TLDR: Darin Epsilon talks about setting goals, balancing social media, and making it in a tough industry.
Darin Epsilon’s passion for the music has taken him from an unknown bedroom DJ to a worldwide headliner, owner of successful label Perspectives Digital, host of popular show Perspectives on FRISKY, and inspiration to aspiring DJs and producers around the globe. We got a chance to catch up with him to get some insight into his methods and the experiences that have brought him to where he is today.
We’ve seen you rise from an up-n-comer to a global ‘brand name’ in just about under a decade. This was no doubt due to your hard work and persistence, but can you shed some light into some trials and challenges you faced along the way and how you overcame them?
This industry is a very difficult one and it’s easy to make the wrong decisions or lose focus. My best advice would be to set clear goals for yourself and stick to them as much as possible. Also, I can’t stress the importance of working with the right people. There’s a quote that goes something like “You are the average of the five people you spend the most time with.” Lastly, don’t be afraid to fail because you will inevitably face failure and rejection hundreds of times throughout your career. It’s the only way to really learn from your mistakes.
You also use social media well – which is something we feel other DJs could learn from you. Any tips for navigating social media feeds to promote yourself?
Great question! I would suggest sticking with the 4 major websites (Facebook, Twitter, SoundCloud, YouTube) and make sure they’re all working together and being updated regularly. Write your posts at the start of the day or before bedtime for best results. Also be aware that Facebook uses complex algorithms to determine which posts make it onto other people’s news feeds. There are literally tens of thousands of resources and articles on the internet that can explain it much better than I can.
Do you have any advice for up & comers when it comes to promotion vs. creative output?
Well, it all starts with a good product. This principle applies not just to music but to every artist and entrepreneur in general. All the promotion in the world is useless if you’re not providing the best possible product or service to consumers.
At the end of the day, we’re musicians and we’re here to make music.
Prioritize your time and make sure that creating music is your main focus. It’s easy to get distracted with all the social media and devices we have available at our fingertips, but now there are even apps you can download to help manage your time more effectively.
Let’s talk about your record label, Perspectives Digital.
The label is my way of giving back to the scene. I get a ton of satisfaction out of promoting and getting behind artists that I really believe in. I’ve signed hundreds of tracks by everyone from the up-and-coming bedroom producers all the way up to the global superstars.
Is there anything you would have done differently if you could do it all again? In other words: what’s your biggest regret?
I wouldn’t change a thing. If I did, then who knows if I’d still be where I am today.

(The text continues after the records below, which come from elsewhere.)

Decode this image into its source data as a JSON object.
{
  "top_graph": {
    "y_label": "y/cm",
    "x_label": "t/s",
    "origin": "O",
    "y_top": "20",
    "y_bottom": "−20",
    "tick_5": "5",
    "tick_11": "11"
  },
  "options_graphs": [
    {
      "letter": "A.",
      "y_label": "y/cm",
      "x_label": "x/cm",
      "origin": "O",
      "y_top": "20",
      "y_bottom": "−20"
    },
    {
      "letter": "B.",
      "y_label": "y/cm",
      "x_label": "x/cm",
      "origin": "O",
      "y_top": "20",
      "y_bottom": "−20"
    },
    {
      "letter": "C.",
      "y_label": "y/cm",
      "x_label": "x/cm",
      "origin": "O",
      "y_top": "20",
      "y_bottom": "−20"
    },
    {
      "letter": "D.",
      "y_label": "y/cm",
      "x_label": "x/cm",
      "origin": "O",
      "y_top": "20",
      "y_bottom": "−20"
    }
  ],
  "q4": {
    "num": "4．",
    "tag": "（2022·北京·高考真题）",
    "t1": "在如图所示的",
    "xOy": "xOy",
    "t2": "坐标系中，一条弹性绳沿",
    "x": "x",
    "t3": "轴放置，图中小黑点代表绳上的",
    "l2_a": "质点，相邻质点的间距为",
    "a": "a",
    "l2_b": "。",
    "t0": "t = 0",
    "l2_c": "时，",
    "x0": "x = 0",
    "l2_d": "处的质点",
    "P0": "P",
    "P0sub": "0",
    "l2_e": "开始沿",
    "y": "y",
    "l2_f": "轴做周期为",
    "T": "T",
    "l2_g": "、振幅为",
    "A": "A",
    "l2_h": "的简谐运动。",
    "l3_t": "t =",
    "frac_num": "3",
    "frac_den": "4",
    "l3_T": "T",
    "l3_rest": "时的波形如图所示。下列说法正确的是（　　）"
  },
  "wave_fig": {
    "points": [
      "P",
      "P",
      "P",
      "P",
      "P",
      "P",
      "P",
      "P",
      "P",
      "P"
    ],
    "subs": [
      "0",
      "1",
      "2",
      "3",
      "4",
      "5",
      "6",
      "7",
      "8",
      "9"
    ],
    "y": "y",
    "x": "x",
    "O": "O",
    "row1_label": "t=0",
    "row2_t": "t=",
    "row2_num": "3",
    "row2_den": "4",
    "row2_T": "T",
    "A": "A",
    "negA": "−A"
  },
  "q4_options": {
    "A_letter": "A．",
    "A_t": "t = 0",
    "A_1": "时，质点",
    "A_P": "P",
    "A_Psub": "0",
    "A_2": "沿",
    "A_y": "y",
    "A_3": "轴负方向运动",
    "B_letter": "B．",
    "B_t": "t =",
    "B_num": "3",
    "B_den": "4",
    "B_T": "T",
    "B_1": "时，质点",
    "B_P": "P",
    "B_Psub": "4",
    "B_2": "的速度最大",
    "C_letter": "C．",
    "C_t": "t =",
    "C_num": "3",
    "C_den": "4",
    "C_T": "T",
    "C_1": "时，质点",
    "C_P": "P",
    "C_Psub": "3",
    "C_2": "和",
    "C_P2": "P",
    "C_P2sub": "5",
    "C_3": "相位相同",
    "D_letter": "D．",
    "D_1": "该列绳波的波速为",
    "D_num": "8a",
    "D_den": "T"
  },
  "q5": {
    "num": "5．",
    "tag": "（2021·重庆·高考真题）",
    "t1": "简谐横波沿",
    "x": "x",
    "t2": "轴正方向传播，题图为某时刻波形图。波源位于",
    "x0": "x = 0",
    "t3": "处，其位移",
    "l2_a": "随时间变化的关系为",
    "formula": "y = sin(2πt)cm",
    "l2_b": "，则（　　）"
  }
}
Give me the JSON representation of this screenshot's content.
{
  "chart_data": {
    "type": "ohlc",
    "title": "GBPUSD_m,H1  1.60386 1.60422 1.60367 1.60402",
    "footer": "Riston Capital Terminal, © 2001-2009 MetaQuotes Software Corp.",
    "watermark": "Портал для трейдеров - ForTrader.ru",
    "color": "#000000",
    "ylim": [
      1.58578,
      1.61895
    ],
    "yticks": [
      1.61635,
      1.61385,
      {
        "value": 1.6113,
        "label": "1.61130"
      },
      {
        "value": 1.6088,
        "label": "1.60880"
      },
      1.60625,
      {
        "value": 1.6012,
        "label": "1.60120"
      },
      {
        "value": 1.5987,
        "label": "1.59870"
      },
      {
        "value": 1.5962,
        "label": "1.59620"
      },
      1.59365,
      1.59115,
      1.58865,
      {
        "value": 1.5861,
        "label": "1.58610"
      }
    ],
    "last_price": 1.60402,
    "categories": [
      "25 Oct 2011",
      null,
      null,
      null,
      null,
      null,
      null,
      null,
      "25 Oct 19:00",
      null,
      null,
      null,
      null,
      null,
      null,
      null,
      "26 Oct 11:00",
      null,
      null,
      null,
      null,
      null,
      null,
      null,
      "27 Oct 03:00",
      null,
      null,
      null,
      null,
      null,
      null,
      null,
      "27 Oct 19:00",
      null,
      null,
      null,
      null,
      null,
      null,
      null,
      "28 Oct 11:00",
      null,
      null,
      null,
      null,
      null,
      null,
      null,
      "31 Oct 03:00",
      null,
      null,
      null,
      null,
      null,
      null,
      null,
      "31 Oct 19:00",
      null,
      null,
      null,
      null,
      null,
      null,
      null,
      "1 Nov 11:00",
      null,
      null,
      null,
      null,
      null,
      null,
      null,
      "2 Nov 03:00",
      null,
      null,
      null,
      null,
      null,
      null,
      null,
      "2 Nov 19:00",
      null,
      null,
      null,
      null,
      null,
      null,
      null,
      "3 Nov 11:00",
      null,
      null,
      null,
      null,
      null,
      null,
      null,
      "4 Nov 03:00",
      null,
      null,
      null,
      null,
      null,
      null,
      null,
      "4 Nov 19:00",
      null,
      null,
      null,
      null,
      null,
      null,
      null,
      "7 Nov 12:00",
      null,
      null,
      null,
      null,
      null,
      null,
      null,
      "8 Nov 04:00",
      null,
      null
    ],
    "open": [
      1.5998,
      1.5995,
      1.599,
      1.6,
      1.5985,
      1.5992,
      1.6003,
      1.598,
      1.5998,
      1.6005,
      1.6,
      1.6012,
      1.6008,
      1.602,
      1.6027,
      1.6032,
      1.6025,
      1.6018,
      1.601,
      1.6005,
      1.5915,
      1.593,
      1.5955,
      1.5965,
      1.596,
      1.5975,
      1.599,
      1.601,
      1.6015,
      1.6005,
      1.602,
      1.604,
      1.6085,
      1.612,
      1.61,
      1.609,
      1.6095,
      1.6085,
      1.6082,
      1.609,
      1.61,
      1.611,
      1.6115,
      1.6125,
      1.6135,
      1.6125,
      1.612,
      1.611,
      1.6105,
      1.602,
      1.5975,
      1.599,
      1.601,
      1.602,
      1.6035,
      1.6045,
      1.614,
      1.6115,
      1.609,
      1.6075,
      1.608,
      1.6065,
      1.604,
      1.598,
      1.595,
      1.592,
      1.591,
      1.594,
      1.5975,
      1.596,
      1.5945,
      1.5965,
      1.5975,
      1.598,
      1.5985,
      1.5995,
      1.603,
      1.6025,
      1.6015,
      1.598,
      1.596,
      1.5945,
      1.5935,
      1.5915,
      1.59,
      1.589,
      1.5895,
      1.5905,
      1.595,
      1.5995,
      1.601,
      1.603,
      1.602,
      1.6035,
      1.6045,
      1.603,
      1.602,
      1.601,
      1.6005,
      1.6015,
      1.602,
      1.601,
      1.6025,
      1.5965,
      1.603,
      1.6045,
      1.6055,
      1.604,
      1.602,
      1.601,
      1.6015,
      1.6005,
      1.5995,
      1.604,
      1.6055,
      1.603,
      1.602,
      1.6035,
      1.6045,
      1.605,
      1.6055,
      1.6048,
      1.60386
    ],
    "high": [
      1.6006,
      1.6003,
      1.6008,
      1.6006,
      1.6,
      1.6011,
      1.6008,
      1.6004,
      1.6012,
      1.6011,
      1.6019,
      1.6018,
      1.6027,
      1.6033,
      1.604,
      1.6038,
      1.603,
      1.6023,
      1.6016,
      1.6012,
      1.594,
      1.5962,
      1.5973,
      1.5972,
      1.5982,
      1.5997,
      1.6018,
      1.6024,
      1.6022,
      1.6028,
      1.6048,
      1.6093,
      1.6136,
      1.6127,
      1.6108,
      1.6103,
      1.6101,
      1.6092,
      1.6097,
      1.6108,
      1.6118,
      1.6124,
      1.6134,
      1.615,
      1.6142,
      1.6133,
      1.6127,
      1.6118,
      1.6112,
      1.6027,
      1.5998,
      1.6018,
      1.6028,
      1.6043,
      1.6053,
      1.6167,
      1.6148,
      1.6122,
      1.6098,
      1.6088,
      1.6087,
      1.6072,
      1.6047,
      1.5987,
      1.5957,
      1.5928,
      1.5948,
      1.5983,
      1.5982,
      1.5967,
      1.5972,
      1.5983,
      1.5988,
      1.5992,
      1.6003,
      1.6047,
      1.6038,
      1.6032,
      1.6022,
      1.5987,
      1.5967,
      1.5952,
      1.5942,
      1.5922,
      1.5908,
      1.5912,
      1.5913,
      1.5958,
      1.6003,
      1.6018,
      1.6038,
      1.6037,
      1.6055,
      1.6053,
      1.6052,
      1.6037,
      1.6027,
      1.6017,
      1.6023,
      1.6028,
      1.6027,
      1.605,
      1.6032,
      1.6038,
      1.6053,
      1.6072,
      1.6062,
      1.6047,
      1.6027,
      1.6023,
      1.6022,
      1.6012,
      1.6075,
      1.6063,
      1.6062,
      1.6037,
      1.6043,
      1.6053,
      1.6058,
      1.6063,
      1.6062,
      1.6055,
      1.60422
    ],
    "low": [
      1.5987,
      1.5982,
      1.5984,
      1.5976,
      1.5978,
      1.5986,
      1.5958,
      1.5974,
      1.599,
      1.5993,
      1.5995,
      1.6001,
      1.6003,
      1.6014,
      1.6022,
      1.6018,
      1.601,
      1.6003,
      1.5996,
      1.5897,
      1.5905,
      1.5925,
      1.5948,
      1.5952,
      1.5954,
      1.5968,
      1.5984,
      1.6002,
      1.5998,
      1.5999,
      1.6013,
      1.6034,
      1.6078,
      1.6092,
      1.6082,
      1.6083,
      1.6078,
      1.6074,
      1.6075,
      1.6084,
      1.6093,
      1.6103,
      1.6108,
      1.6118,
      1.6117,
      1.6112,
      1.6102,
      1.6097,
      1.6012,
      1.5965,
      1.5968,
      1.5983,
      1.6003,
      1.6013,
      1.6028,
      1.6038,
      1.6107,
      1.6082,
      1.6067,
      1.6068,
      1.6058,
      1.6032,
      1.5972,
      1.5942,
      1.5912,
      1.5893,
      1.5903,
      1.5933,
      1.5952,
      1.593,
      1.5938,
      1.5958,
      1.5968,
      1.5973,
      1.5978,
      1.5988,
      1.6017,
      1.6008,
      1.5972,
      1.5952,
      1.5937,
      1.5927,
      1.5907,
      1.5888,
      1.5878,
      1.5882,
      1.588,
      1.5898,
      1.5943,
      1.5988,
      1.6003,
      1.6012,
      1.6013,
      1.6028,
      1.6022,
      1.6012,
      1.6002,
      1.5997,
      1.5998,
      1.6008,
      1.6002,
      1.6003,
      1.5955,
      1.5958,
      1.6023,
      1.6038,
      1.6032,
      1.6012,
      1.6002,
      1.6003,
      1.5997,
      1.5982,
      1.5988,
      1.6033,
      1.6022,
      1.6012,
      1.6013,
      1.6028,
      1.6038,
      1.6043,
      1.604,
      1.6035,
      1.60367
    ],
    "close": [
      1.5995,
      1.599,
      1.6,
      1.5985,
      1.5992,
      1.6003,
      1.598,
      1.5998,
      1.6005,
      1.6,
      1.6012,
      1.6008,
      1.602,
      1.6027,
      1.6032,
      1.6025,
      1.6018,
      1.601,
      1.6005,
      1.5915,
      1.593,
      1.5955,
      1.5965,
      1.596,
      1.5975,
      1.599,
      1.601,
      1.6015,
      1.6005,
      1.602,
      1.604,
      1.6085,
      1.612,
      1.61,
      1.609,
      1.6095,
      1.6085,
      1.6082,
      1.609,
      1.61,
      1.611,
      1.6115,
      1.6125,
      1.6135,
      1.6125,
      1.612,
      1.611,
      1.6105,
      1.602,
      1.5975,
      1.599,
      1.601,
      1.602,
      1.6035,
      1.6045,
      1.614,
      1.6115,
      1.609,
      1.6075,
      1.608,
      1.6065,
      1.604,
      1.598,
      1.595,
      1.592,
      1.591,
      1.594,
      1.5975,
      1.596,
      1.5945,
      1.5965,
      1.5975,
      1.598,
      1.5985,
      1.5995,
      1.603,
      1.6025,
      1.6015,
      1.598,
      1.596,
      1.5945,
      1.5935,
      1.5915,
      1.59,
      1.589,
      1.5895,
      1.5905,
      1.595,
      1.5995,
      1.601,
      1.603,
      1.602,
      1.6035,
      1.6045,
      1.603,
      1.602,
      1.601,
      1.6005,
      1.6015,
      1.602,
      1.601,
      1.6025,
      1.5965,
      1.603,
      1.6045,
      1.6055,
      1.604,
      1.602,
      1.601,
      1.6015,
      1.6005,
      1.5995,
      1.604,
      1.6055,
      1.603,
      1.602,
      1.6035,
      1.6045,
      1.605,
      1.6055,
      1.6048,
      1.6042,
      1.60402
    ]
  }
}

It’s all been a continual learning process for me.
What accomplishments are you most proud of?
Reaching 1 million plays on SoundCloud was a huge milestone for me, especially considering that I knew absolutely nobody when I started DJing at age 17. Becoming a resident for Insomniac, the largest promoter in North America, was another big one. Signing my tracks to Sudbeat, Renaissance, and Hope Recordings was definitely very satisfying, as well as being named one of the winners in John Digweed’s last international DJ competition in 2011.
What’s the best gig you ever had? Additionally, what’s the worst?
Best show I ever had was back in 2007. It was my first international gig and was held at a car garage in the middle of Siberia! 1500 Russian clubbers and ravers all surprisingly managed to fit inside.
Worst gig I ever had was Denver or San Francisco. They happened very close together and I seriously thought about quitting altogether.
What do you do to unwind / relax?
I enjoy watching movies and immersing myself in someone else’s reality. Spending time with friends and family is usually a good way to unwind. Starcraft has also proven to be an excellent time-waster. Must be the Asian in me I guess.